Talking to GDB

June 2, 2017

How goes GSoC? Well.. the gdbserver is at the point where it can have a basic conversation with the r2 client. Not really much debugging going on, just reading register and memory values. Which is enough to let r2 work its disassemly magic. Something like this -

Starting r2’s gdbserver on one terminal …

$ r2 -

[0x00000000]> =g 8000 /bin/ls
= attach 6 6
Process with PID 28220 started...
File dbg:///usr/bin/ls reopened in read-write mode
= attach 28220 28220
gdbserver started on port: 8000, file: /bin/ls

… and then connecting to it from another terminal.
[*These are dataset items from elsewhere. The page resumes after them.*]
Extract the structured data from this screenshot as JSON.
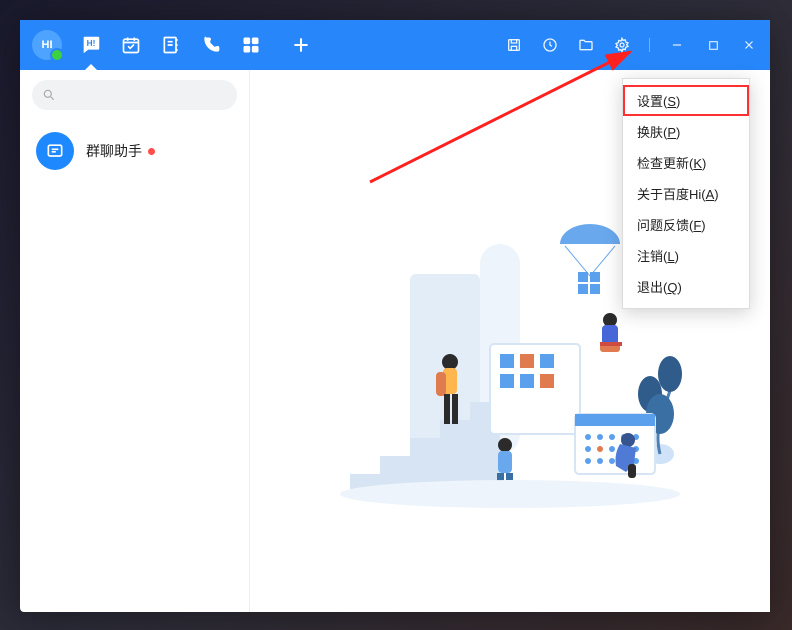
{
  "avatar_text": "HI",
  "sidebar": {
    "search_placeholder": "",
    "chat": {
      "name": "群聊助手"
    }
  },
  "menu": {
    "items": [
      {
        "pre": "设置(",
        "u": "S",
        "post": ")"
      },
      {
        "pre": "换肤(",
        "u": "P",
        "post": ")"
      },
      {
        "pre": "检查更新(",
        "u": "K",
        "post": ")"
      },
      {
        "pre": "关于百度Hi(",
        "u": "A",
        "post": ")"
      },
      {
        "pre": "问题反馈(",
        "u": "F",
        "post": ")"
      },
      {
        "pre": "注销(",
        "u": "L",
        "post": ")"
      },
      {
        "pre": "退出(",
        "u": "Q",
        "post": ")"
      }
    ]
  }
}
$ r2 -d gdb://localhost:8000

= attach 6 6
[0x7f728445fd80]> pd 5
            ;-- rip:
            0x7f728445fd80      4889e7          mov rdi, rsp
            0x7f728445fd83      e8e83d0000      call 0x7f7284463b70
            0x7f728445fd88      4989c4          mov r12, rax
            0x7f728445fd8b      8b05c71e2200    mov eax, dword [0x7f7284681c58]
            0x7f728445fd91      5a              pop rdx
[0x7f728445fd80]>

Off the bat, a few really obvious problems exist. Analysis commands like aa are really slow. And an obvious solution to this problem exists too - caching I/O to prevent redundant memory reads. This problem becomes apparent when you look at a PCAP of an r2 remote debugging session.. multiple reads of the same area of the target’s memory. The key observation here is that values in memory are not going to change when the target is not running, or has stopped at a breakpoint. So once memory is read from a particular location, it can be cached in a buffer inside the client. This buffer can then be invalidated once the target runs. Or there could be finer caching mechanisms put into place… There was an attempt at this some time in the past, and the remnants of that attempt can be seen in the GDB io plugin. Anyway, this is one of the things I’ll be working on during GSoC. Not right away though. Because I have more pressing challenges to overcome.

We can’t yet talk to GDB. Not yet. Of course, we don’t yet handle all the packets defined by the GDB remote protocol. And increasing the number that we do handle is what I’m working on right now. Though I’m being slowed down by the fact that the official GDB remote protocol documentation is not really complete, and nor are there many resources online discussing this. Or maybe I’m not looking in the right places. Well, no worries. I’m currently spending time going through PCAPs of debugging sessions of GDB with gdbserver, r2, Qemu, and Bochs, to figure out how the different packets work. The GDB source code helps a bit too, especially when you find things that even they have as partially implemented, TODO ideas. Plus archives of conversations like this one about how GDB usually ignores error codes, which I found after quite some time spent hunting down the significance of said error codes. Progress is slow, but this is only for the initial few days, since I’ve already figured out stuff about packets whose documentation I haven’t been able to find.

And you might not believe this, given the tone of the last paragraph, but I’m having quite a lot of fun.